When Isabelle Lost Her Head

To say that I was utterly speechless for at least five minutes is no exaggeration. Just seeing her lovely head flat out on the pavement, while her torso balanced on the dolly was devastating. Of course, it wasn’t her fault, and my dear husband was doing his best, but honestly, I felt a huge sense of defeat.

I had coveted “Isabelle” for years. Yes – no shame here – I coveted her, along with the two antique garden benches that flanked her in the yard up the street. When the elderly resident moved on to a nursing home, I couldn’t help but wonder what would happen with the house, and, more particularly, with Isabelle. She was about two feet high and bore the innocent air of a wee French girl. Passing her on my daily walks for at least five years, I knew that if there were an estate sale, I would do everything in my power to claim her, to bring her to my own backyard where she would help me cultivate the old-world style I longed to create. 

I did what I had to do…

“Oh, hi. I live two doors down and couldn’t help but notice all of the activity. House going on the market?”

“Well, yes, but we’re actually here to tag everything for the sale.”

I could barely contain myself.

“Oh, when is that?”

“Next weekend.”

“I’ll be there.”

The next Saturday, I set out extra early on that chilly morning to claim Isabelle and the benches. While the sign said the doors would open at eight, and to “Please form a line,” I couldn’t risk missing out on the prize. Trying not to be too obnoxious, I lingered by the house – long before eight. Sure enough, the same guy who told me about the sale appeared.

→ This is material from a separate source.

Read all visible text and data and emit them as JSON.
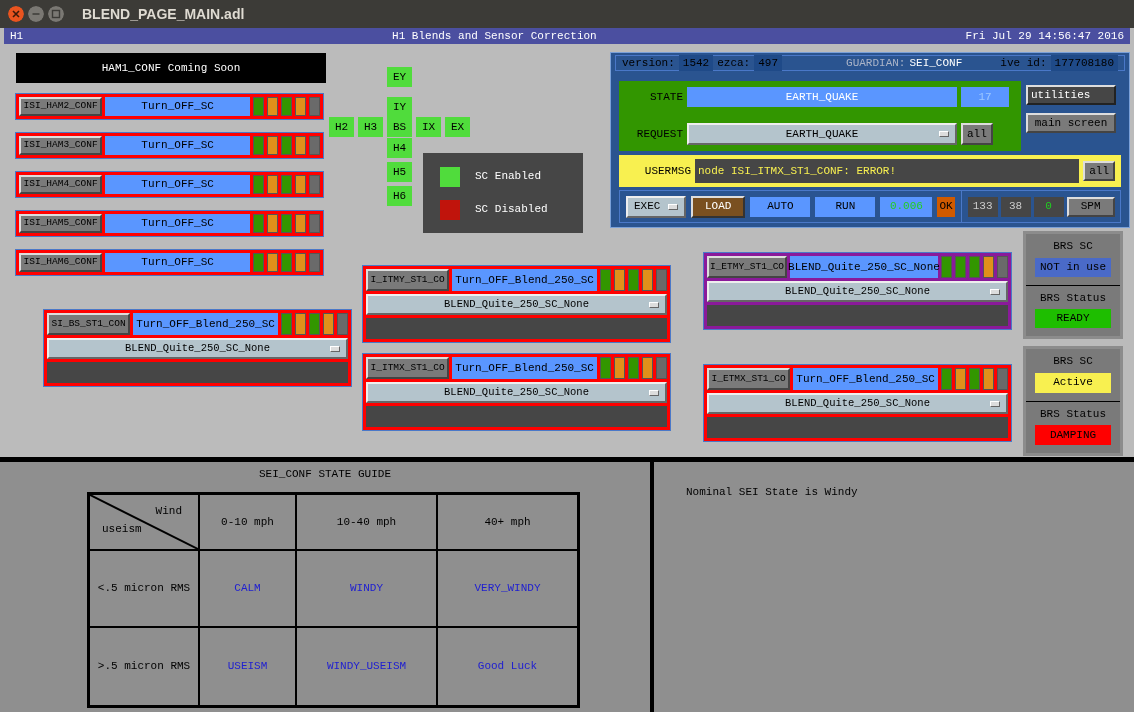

“Oh hi. What a great day for the sale. Um, I’m the lady who lives two doors down, and I am REALLY interested in that statue and those two benches. What do you want for them?”

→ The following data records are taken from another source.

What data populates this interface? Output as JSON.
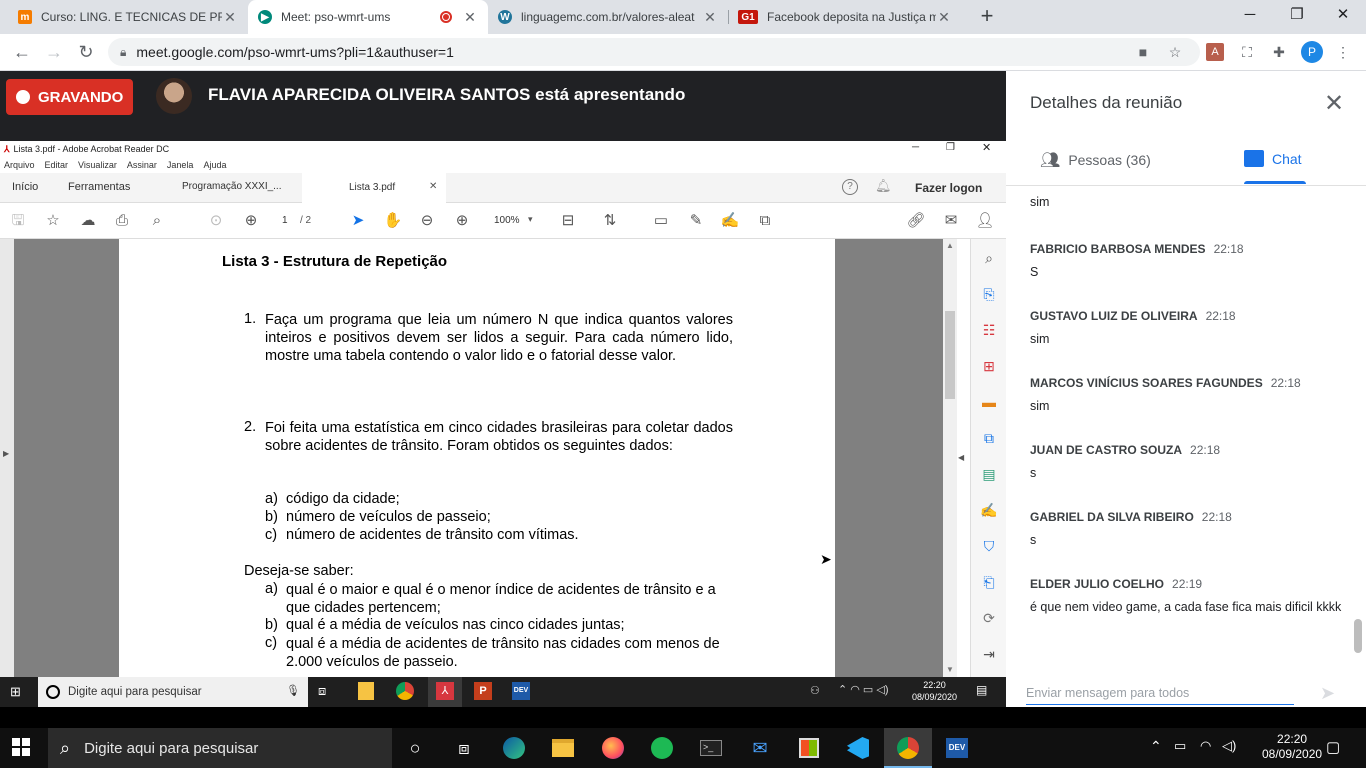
{
  "browser": {
    "tabs": [
      {
        "title": "Curso: LING. E TECNICAS DE PRO",
        "active": false
      },
      {
        "title": "Meet: pso-wmrt-ums",
        "active": true
      },
      {
        "title": "linguagemc.com.br/valores-aleat",
        "active": false
      },
      {
        "title": "Facebook deposita na Justiça mu",
        "active": false
      }
    ],
    "url": "meet.google.com/pso-wmrt-ums?pli=1&authuser=1",
    "profile_initial": "P"
  },
  "meet": {
    "recording_label": "GRAVANDO",
    "presenting_text": "FLAVIA APARECIDA OLIVEIRA SANTOS está apresentando"
  },
  "acrobat": {
    "window_title": "Lista 3.pdf - Adobe Acrobat Reader DC",
    "menu": [
      "Arquivo",
      "Editar",
      "Visualizar",
      "Assinar",
      "Janela",
      "Ajuda"
    ],
    "tabs": {
      "home": "Início",
      "tools": "Ferramentas",
      "doc1": "Programação XXXI_...",
      "doc2": "Lista 3.pdf"
    },
    "login": "Fazer logon",
    "page_current": "1",
    "page_total": "/ 2",
    "zoom": "100%"
  },
  "document": {
    "heading": "Lista 3 - Estrutura de Repetição",
    "q1_num": "1.",
    "q1_text": "Faça um programa que leia um número N que indica quantos valores inteiros e positivos devem ser lidos a seguir. Para cada número lido, mostre uma tabela contendo o valor lido e o fatorial desse valor.",
    "q2_num": "2.",
    "q2_text": "Foi feita uma estatística em cinco cidades brasileiras para coletar dados sobre acidentes de trânsito. Foram obtidos os seguintes dados:",
    "q2_items": [
      {
        "letter": "a)",
        "text": "código da cidade;"
      },
      {
        "letter": "b)",
        "text": "número de veículos de passeio;"
      },
      {
        "letter": "c)",
        "text": "número de acidentes de trânsito com vítimas."
      }
    ],
    "want_label": "Deseja-se saber:",
    "want_items": [
      {
        "letter": "a)",
        "text": "qual é o maior e qual é o menor índice de acidentes de trânsito e a que cidades pertencem;"
      },
      {
        "letter": "b)",
        "text": "qual é a média de veículos nas cinco cidades juntas;"
      },
      {
        "letter": "c)",
        "text": "qual é a média de acidentes de trânsito nas cidades com menos de 2.000 veículos de passeio."
      }
    ]
  },
  "inner_taskbar": {
    "search": "Digite aqui para pesquisar",
    "time": "22:20",
    "date": "08/09/2020"
  },
  "panel": {
    "title": "Detalhes da reunião",
    "people_tab": "Pessoas (36)",
    "chat_tab": "Chat",
    "partial_text": "sim",
    "messages": [
      {
        "sender": "FABRICIO BARBOSA MENDES",
        "time": "22:18",
        "text": "S"
      },
      {
        "sender": "GUSTAVO LUIZ DE OLIVEIRA",
        "time": "22:18",
        "text": "sim"
      },
      {
        "sender": "MARCOS VINÍCIUS SOARES FAGUNDES",
        "time": "22:18",
        "text": "sim"
      },
      {
        "sender": "JUAN DE CASTRO SOUZA",
        "time": "22:18",
        "text": "s"
      },
      {
        "sender": "GABRIEL DA SILVA RIBEIRO",
        "time": "22:18",
        "text": "s"
      },
      {
        "sender": "ELDER JULIO COELHO",
        "time": "22:19",
        "text": "é que nem video game, a cada fase fica mais dificil kkkk"
      }
    ],
    "input_placeholder": "Enviar mensagem para todos"
  },
  "taskbar": {
    "search": "Digite aqui para pesquisar",
    "time": "22:20",
    "date": "08/09/2020"
  }
}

I knew this could go one of two ways: he’d either think I was an annoying, pushy thing and suggest that I start the line, OR, he’d be happy to sell off three “big” items, lickety-split. It was the latter!

Honestly, I don’t typically act like this. Well, only when covetousness takes over. I didn’t care about haggling much; a fair price was all I was after. After the gentleman consulted with the boss lady, the deal was sealed!

I was giddy as I told my husband about what I’d just done. The only challenge was getting these heavy pieces home. Once that plan was finally established, Dean loaded Isabelle onto the dolly to relocate her to her new home amongst the early spring blooms in our backyard. 

And, that’s when it happened: just as he was opening the gate, Isabelle demonstrated her feisty side by toppling from that temporary perch. Dean was crestfallen. I took a deep breath, held back my tip-of-the-tongue words and considered the situation. What now? Could we salvage her? And would I still love her, flawed as she was?

Thanks to my lovely man, in a matter of days, Isabelle regained her lovely head while still bearing the unmistakable evidence of her injury. Yes, we salvaged her and yes, I loved her.

I visit Isabelle daily, while filling the bird feeder and taking in the first light of morning. I sometimes think that I love her more for her imperfection because she silently reminds me of how imperfection is the true nature of things – of you, of me, of the things we long for and those we covet. Everything has its time, and everything changes. Even our lovely Isabelle. I don’t know where she will land once I have moved on, but what I do know is that, like us, she has a story.